Neil Bennett with the hydrostatic panel.
Mahurangi businesses requiring pressure testing of gas cylinders and tanks now have the chance to have the service performed in Warkworth for the first time.
The opportunity has come about after New Zealand Diving, based in Morrison Drive, decided to expand its testing of scuba equipment to include tanks designed for industrial use.
NZ Diving owner Neil Bennett says the scuba side of the business had slowed down due to Covid and was seasonal. The company was looking for extra work that could make use of its expertise in tank testing.
The company began the service last month, following the successful installation of a $40,000 hydrostatic panel that can test tanks with a capacity of up to 150 kilos.
“Previously businesses were faced with having to send tanks down to Manukau or up to Whangarei, and they would normally have to hire a trucking service to do that. You can’t have these things rolling around in the back of a van,” Neil says.

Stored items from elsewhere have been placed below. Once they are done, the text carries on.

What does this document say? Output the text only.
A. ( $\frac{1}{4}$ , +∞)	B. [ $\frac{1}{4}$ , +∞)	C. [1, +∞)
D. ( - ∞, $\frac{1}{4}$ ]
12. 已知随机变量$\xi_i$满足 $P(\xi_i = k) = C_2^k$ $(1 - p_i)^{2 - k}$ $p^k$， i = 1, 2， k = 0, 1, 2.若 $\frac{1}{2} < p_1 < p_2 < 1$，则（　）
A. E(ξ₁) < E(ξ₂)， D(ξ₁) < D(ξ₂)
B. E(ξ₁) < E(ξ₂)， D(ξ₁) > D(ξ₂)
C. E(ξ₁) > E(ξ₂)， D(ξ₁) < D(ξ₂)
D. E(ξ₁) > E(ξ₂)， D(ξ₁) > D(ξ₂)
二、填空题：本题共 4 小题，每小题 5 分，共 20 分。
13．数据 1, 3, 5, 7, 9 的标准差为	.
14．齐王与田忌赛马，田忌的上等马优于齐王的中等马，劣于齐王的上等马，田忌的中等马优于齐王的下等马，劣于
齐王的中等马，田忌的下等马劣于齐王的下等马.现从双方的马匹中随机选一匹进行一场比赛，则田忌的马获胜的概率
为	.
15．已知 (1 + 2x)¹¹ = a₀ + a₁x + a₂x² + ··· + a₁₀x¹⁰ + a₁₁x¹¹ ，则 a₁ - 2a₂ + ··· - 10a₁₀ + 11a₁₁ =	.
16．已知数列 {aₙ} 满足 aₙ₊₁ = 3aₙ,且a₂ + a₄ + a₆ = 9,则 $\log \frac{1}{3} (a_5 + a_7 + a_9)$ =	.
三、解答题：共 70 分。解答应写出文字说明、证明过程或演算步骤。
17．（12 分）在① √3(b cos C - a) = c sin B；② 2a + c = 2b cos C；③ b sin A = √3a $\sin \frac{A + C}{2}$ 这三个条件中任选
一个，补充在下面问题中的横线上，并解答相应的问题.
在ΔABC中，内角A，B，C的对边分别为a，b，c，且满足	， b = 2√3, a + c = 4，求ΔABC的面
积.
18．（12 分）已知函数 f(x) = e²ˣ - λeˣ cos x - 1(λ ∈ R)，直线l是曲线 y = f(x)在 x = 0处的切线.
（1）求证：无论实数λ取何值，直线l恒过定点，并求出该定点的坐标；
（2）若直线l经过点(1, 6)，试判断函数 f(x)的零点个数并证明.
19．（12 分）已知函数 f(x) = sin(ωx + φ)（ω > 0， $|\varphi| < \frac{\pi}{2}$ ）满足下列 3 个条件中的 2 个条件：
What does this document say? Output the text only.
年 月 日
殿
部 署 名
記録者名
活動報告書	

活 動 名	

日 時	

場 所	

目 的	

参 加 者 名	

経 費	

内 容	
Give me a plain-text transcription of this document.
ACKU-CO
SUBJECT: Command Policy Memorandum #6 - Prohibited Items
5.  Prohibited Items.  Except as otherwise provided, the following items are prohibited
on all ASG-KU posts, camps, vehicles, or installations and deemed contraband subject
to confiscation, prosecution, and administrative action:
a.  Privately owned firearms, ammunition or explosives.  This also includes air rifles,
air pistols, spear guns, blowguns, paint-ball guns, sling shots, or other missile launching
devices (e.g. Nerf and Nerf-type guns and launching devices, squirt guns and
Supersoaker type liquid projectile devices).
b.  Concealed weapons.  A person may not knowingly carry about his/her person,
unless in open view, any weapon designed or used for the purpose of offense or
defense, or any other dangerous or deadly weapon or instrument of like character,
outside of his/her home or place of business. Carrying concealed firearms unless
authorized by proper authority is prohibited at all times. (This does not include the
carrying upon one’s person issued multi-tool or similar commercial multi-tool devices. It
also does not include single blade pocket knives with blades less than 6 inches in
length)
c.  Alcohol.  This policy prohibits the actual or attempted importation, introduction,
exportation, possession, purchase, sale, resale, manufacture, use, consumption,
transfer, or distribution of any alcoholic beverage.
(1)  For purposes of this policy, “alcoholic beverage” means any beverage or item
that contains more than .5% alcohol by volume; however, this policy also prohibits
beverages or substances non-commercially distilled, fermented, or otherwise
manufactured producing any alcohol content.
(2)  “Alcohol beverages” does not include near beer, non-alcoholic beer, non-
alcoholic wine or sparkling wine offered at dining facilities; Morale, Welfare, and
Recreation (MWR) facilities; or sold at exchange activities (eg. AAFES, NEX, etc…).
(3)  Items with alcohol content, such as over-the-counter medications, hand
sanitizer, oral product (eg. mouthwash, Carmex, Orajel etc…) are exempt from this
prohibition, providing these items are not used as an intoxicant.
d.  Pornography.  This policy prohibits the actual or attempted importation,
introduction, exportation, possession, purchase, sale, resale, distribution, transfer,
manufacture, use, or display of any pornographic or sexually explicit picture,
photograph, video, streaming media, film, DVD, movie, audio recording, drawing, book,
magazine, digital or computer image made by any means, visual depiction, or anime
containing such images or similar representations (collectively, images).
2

Neil anticipates the service will be popular with vineyards, who use CO2 in the bottling process, and businesses undertaking welding work, which requires oxygen. Medical centres, which also use oxygen, will likely find the service useful, too.
However, NZ Diving cannot deal with tanks designed to hold more dangerous gases such as acetylene and chlorine.
The hydrostatic panel tests tanks by pumping them with oxygen and air. They are then inspected for any sign of leaking or deformation before the pressure is released. Tanks are also inspected for internal and external damage.
Neil says tanks and cylinders come under the Explosive Goods Act and must be tested regularly using hydro static methods – essentially providing them with a warrant of fitness. Tanks not tested within the required time period cannot legally be filled.
Neil says a tank that fails under pressure is extremely dangerous – leading to an explosion that could kill or maim a bystander or take down part of a building.
“Worksafe condemned a whole lot of scuba cylinders about two years ago because the aluminum in them was starting to fail. They were exploding, and there were several deaths around the world. The final accident took place in Australia when it took a guy’s legs off,” he says.